I'm running into many problems with a code I've been working on, but this one seems to come up a lot. I'm using the procedural method for coding this site, and I can't seem to find an answer to this question without the mention of OOP's, prepared statements or failed queries. The funny thing is the statement works from the website, and the string still gets added to the database so I don't think its a failed query. Can anyone help me understand what this warning statement means?
Warning: mysqli_free_result() expects parameter 1 to be mysqli_result, boolean given in .....on line (pick a number)

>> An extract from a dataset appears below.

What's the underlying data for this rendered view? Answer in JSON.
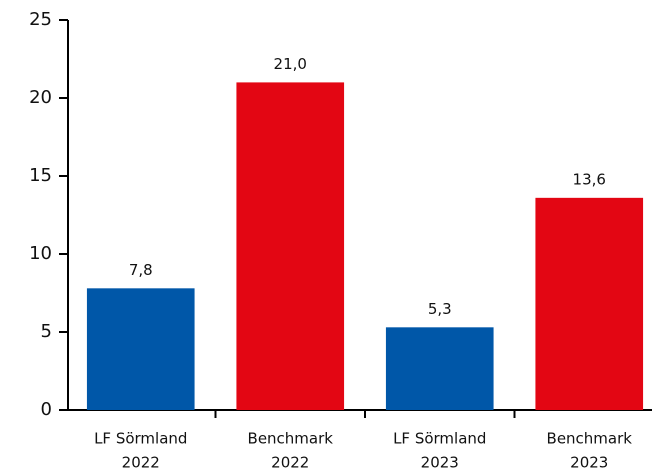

This is one of the codes I'm working with.
if (isset($_POST['picturesubmit']))
{
$target_path = "uploads/";
$target_path = $target_path . basename( $_FILES['profilepic']['name']);
$ext = $_FILES['profilepic']['type'];
if(($ext == "image/jpeg") || ($ext == "image/jpg") || ($ext == "image/png") || ($ext == "image/gif"))
{
$temp_file = $_FILES['profilepic']['tmp_name'];
if(move_uploaded_file($temp_file, $target_path))
{
$picture = mysqli_real_escape_string($dbc, $target_path);
$q = "UPDATE Users SET profilepic = '$picture' WHERE email = '$sessionuser' ";
$r = mysqli_query ($dbc, $q)
or trigger_error("Query: $q\n<br />MySQL Error: " . mysqli_error($dbc));
mysqli_free_result($r);
}
else
{
echo "Picture did not upload properly. please try again";
}
}
else
{
echo "Uploaded file was not an image, please try again.";
}
}